Review of José Martí: el ojo del canario

 Carlos Espinosa Domínguez analyzes the most recent film on the Cuban leader’s life, José Martí: el ojo del canario (2010), directed by Fernando Pérez (Clandestinos, Madagascar, La vida es silbar, and Suite Habana).

He starts out by mentioning what a daunting task it is to represent a figure that is larger than life to explain why the figure of José Martí (1853-1895) has had a very limited presence in film. He says that it is particularly difficult to bring to the big screen characters with great merits that are venerated by the public. In the specific case of Martí, he states, who was called “The Apostle,” the “Mystic of Duty,” the “Saint of America.” Espinosa asks, “How can one recreate for the cinema, literature, and theater the biographical history of an apostle, a mystic, a saint?” Here are excerpts from Espinosa’s commentary with a link to the full review below:

To date only two titles had been produced so far for [Martí –based] filmography: one is La rosa blanca [The White Rose (1954, a Cuban-Mexican co-production)], which was accompanied by controversy for having been commissioned by the dictator Fulgencio Batista. It was directed by the Mexican Emilio El Indio Fernández, who was hired because of his great prestige. His compatriot Mauricio Magdaleno, author of the book Fulgor de Martí, despite having written the script, did not hesitate in qualifying the movie as “bad, very bad,” adding that the director did not understand Martí. The latter [figure] did not reappear on our screens until to seventeen years later, when José Massip’s Páginas del diario de José Martí (1971) arrived in theaters. Poorly received at the time by viewers and critics, today there are some who recognize that this is a film that needs to be revisited and re-evaluated.

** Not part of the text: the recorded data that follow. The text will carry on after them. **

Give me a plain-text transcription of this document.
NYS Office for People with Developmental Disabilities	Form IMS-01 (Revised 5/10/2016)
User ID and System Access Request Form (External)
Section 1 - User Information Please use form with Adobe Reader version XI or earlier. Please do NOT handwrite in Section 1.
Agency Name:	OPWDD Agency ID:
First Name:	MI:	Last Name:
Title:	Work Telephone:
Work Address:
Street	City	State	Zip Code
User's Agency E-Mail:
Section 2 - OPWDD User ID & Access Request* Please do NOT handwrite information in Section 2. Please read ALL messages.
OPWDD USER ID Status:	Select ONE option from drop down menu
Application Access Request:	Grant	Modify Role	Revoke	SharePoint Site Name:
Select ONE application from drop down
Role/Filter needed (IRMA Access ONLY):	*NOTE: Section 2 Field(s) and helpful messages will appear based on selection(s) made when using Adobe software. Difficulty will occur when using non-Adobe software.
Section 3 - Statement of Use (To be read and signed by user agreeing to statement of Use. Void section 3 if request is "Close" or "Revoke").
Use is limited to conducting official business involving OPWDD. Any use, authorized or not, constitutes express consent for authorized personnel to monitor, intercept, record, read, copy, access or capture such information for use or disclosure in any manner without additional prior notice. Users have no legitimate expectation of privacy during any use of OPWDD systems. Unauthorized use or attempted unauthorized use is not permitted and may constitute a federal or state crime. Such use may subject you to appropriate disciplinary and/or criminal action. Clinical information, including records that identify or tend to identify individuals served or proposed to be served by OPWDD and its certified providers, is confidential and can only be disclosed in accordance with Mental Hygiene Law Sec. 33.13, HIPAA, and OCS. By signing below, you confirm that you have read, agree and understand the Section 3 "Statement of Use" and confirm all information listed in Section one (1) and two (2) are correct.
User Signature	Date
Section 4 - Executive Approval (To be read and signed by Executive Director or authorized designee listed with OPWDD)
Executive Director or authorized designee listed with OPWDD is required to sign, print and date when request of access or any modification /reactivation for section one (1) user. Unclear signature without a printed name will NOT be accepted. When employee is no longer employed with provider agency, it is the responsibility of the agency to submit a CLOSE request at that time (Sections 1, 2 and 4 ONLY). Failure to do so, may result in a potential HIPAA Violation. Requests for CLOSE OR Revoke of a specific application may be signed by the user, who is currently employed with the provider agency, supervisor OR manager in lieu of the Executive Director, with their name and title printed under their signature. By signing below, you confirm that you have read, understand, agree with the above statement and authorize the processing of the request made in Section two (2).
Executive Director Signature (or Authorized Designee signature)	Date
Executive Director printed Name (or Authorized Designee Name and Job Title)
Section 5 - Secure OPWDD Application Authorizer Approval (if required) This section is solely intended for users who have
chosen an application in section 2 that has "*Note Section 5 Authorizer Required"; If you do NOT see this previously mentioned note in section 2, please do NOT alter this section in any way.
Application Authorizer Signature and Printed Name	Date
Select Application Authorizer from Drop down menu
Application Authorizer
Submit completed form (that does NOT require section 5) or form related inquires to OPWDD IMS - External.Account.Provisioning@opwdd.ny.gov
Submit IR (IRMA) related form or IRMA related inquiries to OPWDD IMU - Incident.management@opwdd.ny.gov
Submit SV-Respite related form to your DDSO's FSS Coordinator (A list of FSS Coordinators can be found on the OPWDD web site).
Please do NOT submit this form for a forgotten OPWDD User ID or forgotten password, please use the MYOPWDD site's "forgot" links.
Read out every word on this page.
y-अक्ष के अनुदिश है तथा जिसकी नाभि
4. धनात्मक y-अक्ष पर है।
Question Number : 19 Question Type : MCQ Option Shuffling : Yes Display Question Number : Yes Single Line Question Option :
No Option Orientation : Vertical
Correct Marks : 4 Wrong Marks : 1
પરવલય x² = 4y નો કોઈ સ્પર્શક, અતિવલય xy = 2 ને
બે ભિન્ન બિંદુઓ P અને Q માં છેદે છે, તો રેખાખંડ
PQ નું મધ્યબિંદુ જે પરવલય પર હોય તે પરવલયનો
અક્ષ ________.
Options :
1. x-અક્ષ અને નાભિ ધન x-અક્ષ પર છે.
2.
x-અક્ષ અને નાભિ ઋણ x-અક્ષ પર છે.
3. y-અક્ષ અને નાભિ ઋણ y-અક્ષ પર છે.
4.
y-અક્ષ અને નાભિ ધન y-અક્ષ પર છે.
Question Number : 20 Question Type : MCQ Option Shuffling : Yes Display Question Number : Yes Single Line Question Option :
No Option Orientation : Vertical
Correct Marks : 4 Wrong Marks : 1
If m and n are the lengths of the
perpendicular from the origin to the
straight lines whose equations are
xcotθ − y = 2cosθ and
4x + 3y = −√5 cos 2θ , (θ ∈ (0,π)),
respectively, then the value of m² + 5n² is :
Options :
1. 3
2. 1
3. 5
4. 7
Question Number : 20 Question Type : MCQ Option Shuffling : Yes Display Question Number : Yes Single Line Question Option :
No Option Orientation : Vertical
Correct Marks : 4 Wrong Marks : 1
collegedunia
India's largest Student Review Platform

One person who thinks so is Fernando Pérez (La Habana, 1944), who brings the third work that Cuban cinematography has dedicated to this outstanding figure. For the director of films such as Clandestinos, Madagascar, La vida es silbar, and Suite Habana, a project such as José Martí: El ojo delcanario (Cuba/Spain, 2010) meant a risk. The difficulty that I pointed before, is something that Guillermo Cabrera Infante referred to in his criticism of La rosa blanca: “If the exact dimension of Martí has escaped all biographers—using thousand biographical tricks, how does one expect the cinema to discover a man who was never a spectacle? [. . .] If there are lives that one thinks are impossible and imagine them as miraculous, it is Martí’s. Making it tangible, even if in the fleeting shadows of cinema, is like trying to portray the conscience. For Martí is the conscience of Cuba.”

Fernando Pérez explains that he did not construct a biography of Martí on film, but rather, he recreated fictionally what should have been his childhood and adolescence. Once you see the film, there are two fundamental reasons that confirm why his decisions worked: on the one hand, he avoided falling into hagiography and exegeses without nuances; he did not need to recreate his political and literary activity. On the other hand, he concentrated on the period of [Martí’s] formation [. . .], the years that shed light on the figure of the adult Martí, reflecting what Beatriz Maggi defined as “the growth of a soul.”

[. . .] To create certain scenes, Fernando Pérez was inspired by Martí’s own texts, as if he were imagining the context in which his experiences arose. [Pérez] has avoided the weight of didacticism, as well as the affectation and theatrical rhetoric so common in historical film. These are some of the aspects that make his film pleasurable and interesting.